Stochastic algorithms offer an alternative to gradient-based optimization. To investigate their utilization the SAFIR tool, incorporating simulated annealing as the optimization algorithm, was developed. The tool also includes a VHDL output generator to test the designed filters in a Xilinx environment.
For signal base line estimation a set of sparse nonlinear filters has been developed. As the signal pulses can be considered as outliers, linear operators like moving average give a strongly biased estimate . Non-linear filters perform better, producing a totally unbiased base line estimate when a sufficient window size is used. In order to overcome the problem of sorting a large number of samples, sparse structures are used: the input is obtained by downsampling the original set.
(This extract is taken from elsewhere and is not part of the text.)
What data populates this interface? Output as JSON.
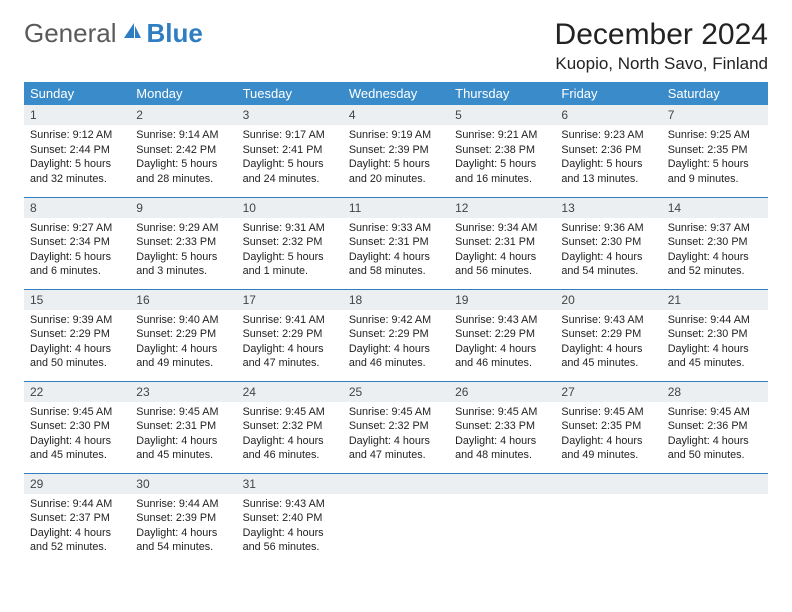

The sparse filters evaluated include the OS filter, the L-filter and the Ll-filter [13,14]. The operators were optimized using the training approach.
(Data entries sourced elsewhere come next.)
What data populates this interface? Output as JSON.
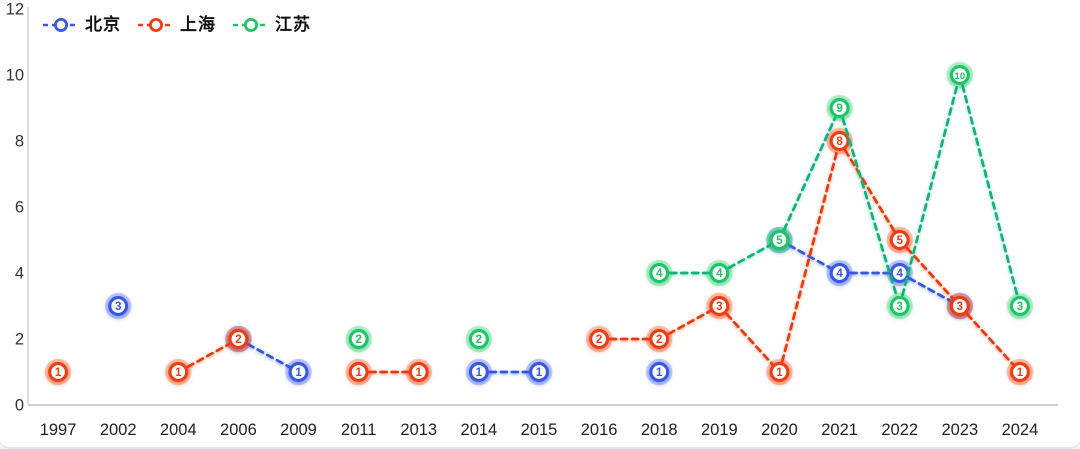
{
  "chart_data": {
    "type": "line",
    "title": "",
    "xlabel": "",
    "ylabel": "",
    "categories": [
      "1997",
      "2002",
      "2004",
      "2006",
      "2009",
      "2011",
      "2013",
      "2014",
      "2015",
      "2016",
      "2018",
      "2019",
      "2020",
      "2021",
      "2022",
      "2023",
      "2024"
    ],
    "series": [
      {
        "name": "北京",
        "color": "#3859E3",
        "line_color": "#3456DF",
        "values": [
          null,
          3,
          null,
          2,
          1,
          null,
          null,
          1,
          1,
          null,
          1,
          null,
          5,
          4,
          4,
          3,
          null
        ]
      },
      {
        "name": "上海",
        "color": "#EC3D13",
        "line_color": "#E83A10",
        "values": [
          1,
          null,
          1,
          2,
          null,
          1,
          1,
          null,
          null,
          2,
          2,
          3,
          1,
          8,
          5,
          3,
          1
        ]
      },
      {
        "name": "江苏",
        "color": "#1EC566",
        "line_color": "#13AE80",
        "values": [
          null,
          null,
          null,
          null,
          null,
          2,
          null,
          2,
          null,
          null,
          4,
          4,
          5,
          9,
          3,
          10,
          3
        ]
      }
    ],
    "y_ticks": [
      0,
      2,
      4,
      6,
      8,
      10,
      12
    ],
    "ylim": [
      0,
      12
    ],
    "line_style": "dashed",
    "marker_style": "ring-circle-with-value-label",
    "point_labels_visible": true,
    "legend_position": "top-left",
    "grid": false,
    "connect_nulls": false
  }
}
Filter structures have been implemented in hardware as part of the FERMI readout microsystem (RD16). Some algorithms have been tested using the DataWave processor simulator developed by ITT Intermetall. DataWave is a single-chip multiprocessor system, originally designed for image processing tasks in digital television applications. Each processor cell is an autonomous RISC with local program and data stores. Due to the high level of parallelism and the optimized instruction set the DataWave processor achieves a maximum performance of 4 GOPS [12,19].
Another application of video industry developments to LHC trigger and front-end digital systems is being studied in a collaboration between LPNHE-X and Philips. The design of a circuit composed of 16 parallel 16-bit integer DSPs running at 40 MHz in pipeline mode has been completed. LPNHE-X is responsible for the data communication part, the DSP software development and the prototype tests which were started in July 1994. The study will continue with the completion of the VHDL description of the chip behaviour and the conception and realisation of VME boards with multiple L-Neuro chips for applications to calorimeter signal and level-1 trigger processing.
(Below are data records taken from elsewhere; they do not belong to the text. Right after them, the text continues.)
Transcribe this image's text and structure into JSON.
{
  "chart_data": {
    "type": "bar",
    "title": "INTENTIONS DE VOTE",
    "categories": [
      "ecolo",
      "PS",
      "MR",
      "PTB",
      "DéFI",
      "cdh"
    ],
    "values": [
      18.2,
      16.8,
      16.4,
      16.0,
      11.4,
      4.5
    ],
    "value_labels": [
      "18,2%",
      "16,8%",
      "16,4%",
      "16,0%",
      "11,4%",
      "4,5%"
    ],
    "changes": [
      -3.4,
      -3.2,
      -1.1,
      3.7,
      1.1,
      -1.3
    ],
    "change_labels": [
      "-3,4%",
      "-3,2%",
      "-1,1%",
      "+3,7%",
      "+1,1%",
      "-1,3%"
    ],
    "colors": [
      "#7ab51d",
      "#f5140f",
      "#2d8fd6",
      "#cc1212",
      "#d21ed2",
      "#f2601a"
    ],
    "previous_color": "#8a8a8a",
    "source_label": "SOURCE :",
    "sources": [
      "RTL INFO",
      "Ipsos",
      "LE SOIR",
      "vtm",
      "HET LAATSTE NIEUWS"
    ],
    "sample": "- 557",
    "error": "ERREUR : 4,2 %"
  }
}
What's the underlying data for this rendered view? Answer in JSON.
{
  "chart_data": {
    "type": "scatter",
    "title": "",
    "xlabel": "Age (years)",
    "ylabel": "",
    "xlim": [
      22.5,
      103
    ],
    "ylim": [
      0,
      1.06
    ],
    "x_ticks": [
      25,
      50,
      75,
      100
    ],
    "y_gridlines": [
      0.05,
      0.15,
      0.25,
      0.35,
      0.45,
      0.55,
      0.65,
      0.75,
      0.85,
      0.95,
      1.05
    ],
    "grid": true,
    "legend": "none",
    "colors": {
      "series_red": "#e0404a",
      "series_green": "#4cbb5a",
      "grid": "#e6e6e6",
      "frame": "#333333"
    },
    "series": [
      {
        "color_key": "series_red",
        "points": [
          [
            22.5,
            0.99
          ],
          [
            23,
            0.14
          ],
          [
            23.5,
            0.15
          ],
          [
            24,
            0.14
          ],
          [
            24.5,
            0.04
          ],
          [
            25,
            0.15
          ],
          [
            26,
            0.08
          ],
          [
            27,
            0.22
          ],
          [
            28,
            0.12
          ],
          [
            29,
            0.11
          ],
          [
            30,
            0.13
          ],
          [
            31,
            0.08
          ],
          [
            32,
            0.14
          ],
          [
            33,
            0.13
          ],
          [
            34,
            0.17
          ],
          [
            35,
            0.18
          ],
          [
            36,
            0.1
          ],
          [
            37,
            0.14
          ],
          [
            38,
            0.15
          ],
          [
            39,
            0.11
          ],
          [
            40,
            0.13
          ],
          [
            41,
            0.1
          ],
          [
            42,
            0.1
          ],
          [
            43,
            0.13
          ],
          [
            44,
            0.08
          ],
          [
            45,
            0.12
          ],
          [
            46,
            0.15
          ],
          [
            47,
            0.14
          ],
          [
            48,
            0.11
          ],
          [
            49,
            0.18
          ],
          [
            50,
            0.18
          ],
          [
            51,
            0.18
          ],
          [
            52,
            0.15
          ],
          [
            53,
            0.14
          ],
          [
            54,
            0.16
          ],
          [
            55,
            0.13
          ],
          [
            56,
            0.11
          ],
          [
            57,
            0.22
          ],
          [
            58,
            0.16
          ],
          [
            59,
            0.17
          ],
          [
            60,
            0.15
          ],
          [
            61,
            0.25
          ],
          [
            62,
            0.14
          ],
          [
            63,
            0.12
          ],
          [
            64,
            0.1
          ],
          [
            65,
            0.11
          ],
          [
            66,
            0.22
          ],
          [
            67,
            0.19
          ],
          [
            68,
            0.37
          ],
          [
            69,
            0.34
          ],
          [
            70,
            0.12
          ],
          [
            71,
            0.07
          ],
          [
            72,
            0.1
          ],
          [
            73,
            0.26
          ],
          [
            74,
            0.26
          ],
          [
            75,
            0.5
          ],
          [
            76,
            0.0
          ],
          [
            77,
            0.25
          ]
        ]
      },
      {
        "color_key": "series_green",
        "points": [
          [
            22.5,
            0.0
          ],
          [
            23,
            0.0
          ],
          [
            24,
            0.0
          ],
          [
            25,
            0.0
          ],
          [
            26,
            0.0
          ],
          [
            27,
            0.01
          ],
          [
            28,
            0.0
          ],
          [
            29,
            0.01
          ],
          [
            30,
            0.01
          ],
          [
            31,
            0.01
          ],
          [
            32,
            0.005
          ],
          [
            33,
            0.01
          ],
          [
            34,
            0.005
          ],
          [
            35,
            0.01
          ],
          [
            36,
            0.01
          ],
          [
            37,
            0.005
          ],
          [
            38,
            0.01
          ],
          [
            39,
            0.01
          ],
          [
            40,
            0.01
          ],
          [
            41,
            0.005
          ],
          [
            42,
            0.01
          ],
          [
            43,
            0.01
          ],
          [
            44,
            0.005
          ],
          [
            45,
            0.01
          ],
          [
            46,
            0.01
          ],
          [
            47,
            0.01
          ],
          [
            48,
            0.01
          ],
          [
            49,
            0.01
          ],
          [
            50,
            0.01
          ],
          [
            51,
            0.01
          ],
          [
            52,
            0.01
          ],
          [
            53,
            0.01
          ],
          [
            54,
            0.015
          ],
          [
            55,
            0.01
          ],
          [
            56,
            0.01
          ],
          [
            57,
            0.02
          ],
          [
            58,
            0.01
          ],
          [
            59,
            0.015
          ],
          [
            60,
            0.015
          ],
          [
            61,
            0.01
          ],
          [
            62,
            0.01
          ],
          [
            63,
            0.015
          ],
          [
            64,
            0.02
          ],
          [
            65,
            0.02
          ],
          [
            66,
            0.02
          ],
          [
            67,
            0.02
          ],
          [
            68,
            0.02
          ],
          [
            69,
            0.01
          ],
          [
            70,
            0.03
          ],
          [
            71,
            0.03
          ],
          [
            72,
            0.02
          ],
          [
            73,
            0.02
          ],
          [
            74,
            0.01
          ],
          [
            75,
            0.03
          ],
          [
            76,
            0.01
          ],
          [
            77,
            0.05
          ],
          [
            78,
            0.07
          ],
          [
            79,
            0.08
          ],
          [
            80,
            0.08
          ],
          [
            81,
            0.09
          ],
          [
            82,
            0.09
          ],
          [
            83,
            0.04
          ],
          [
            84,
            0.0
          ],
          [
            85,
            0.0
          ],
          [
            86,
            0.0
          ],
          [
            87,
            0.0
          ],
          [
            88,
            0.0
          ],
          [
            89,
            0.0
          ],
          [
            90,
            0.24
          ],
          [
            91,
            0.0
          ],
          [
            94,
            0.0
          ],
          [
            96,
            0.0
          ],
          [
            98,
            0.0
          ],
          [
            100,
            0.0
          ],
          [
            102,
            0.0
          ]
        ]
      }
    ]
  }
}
In Padova the Memory Address Generator (MAG) circuit has been produced using CMOS 1.2 µm technology and integrated in the FDPM modules. It allows programmable address generation at a rate of 100 MHz. A switching capacitor CMOS discriminator  suitable for LHC instrumentation has been designed and 1.2 µm CMOS prototypes tested. It runs at 66 MHz with 10 mV threshold and 20 mW power dissipation. The design is the building block for front-end ADCs.
The set of virtual instruments developed by RD12 supports CAMAC and VMEbus systems, accessed by MacVEE or CES and NI-MXI interfaces, as well as histogram, data acquisition and filter design libraries [28,29,30]. The LabVIEW packages and documentation are available by FTP: Machine caeftp, Login anonymous, Password e-mail address, Access /home/ftp/labview/CERN.LIB/.